Society generally portrays dads as having it pretty easy. I am not going to lie – sometimes I think they do too. Raise your hand if you don’t think you occasionally do more than your partner, and I will personally nominate you for sainthood.

I am the default parent of our daughter in that I look after snack-day, what needs to be in her daily backpack, or when it’s time for her next shots. This is not because I am the mother, but because my partner has a memory like a sieve and the poor kids at daycare would never get their cupcakes.

There are more than a few areas where dads get the shaft, though, and one major area is being called a “babysitter” when they are alone with their children.

If someone said I was babysitting my child while I was with her, I would take serious offense. Not because being called a babysitter is derogatory, but because when I am with my own child, I prefer to call it parenting.

Not very many people who know a mother would say she is babysitting her children; if you are one of the few who would, you wouldn’t get away with it for long.

So why do we do it to fathers? He is not babysitting his children; he is co-parenting. He and his partner are raising children – sometimes together, sometimes apart! Never co-babysitting.

When I am alone with my daughter, am I babysitting her? No. And my partner isn’t either, when he is home alone with her. He is not “watching,” “looking after” her, or “taking care” of her. I mean, of course I hope he is doing all of those things! He is being a parent.

Dads have come a long way in fighting the perceptions, and we need to help fight against the stereotypes too. More than a few of my favourite parenting bloggers are fathers, and I love hearing their voices shouting their worth from the rooftops.
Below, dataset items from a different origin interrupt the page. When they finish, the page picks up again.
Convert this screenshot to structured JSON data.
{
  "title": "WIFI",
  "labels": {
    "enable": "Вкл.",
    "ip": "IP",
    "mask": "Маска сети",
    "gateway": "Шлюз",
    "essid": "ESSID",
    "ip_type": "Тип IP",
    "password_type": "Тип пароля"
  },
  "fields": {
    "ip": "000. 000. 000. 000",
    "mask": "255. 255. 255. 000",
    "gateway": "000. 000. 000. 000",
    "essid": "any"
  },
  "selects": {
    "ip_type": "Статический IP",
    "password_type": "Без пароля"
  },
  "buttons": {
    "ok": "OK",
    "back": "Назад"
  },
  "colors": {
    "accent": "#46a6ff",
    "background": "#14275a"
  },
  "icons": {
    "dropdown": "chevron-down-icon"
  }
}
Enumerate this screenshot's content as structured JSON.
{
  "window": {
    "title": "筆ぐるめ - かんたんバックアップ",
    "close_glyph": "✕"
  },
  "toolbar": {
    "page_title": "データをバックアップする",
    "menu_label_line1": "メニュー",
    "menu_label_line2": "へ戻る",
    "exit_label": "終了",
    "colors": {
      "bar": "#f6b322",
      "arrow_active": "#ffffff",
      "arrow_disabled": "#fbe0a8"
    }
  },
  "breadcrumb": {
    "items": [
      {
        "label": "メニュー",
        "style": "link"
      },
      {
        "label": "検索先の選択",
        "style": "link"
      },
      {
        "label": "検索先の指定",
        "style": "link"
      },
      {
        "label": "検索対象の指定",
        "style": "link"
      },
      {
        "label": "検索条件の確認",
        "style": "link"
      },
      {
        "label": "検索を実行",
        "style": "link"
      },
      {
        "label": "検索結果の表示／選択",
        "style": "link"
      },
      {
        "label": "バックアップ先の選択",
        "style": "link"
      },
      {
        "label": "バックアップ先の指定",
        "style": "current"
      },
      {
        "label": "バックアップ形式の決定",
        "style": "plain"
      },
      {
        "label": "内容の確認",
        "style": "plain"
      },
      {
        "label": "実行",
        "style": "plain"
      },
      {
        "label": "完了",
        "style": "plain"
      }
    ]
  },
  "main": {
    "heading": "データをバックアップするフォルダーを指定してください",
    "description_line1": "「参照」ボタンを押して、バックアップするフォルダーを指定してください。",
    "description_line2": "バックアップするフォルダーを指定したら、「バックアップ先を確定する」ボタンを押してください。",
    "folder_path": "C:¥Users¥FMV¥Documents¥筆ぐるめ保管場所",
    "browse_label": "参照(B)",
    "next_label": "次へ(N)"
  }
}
As mothers, we should be shouting with them. If we demand equality, it should mean exactly that.

There certainly are parents who have little to do with raising their children, and there are both men and women who have children and outright disappear. There are other names for those parents though, and it is still not “babysitter.”

Dads bring just as much to the table as mothers. If you wouldn’t say a mother is babysitting her own children, then stop saying it about a father.

If I still haven’t convinced you, here are five seriously compelling reasons to stop calling fathers a babysitter:

  • He won’t have secret parties while you’re out. **
  • You don’t worry about your husband being attracted to himself.
  • He has no interest in rifling through your drawers.
  • He has a vested interest in not giving the kids chocolate at 9 p.m.
  • He installed the nanny cam.

** He might, but it probably won’t involve spin-the-bottle or drinking underage.

Disclaimer: This post bears no ill-will towards babysitters, and the use of the word babysitter is in no way meant as derogatory. Please don’t boycott me- I have a toddler and desperately need you.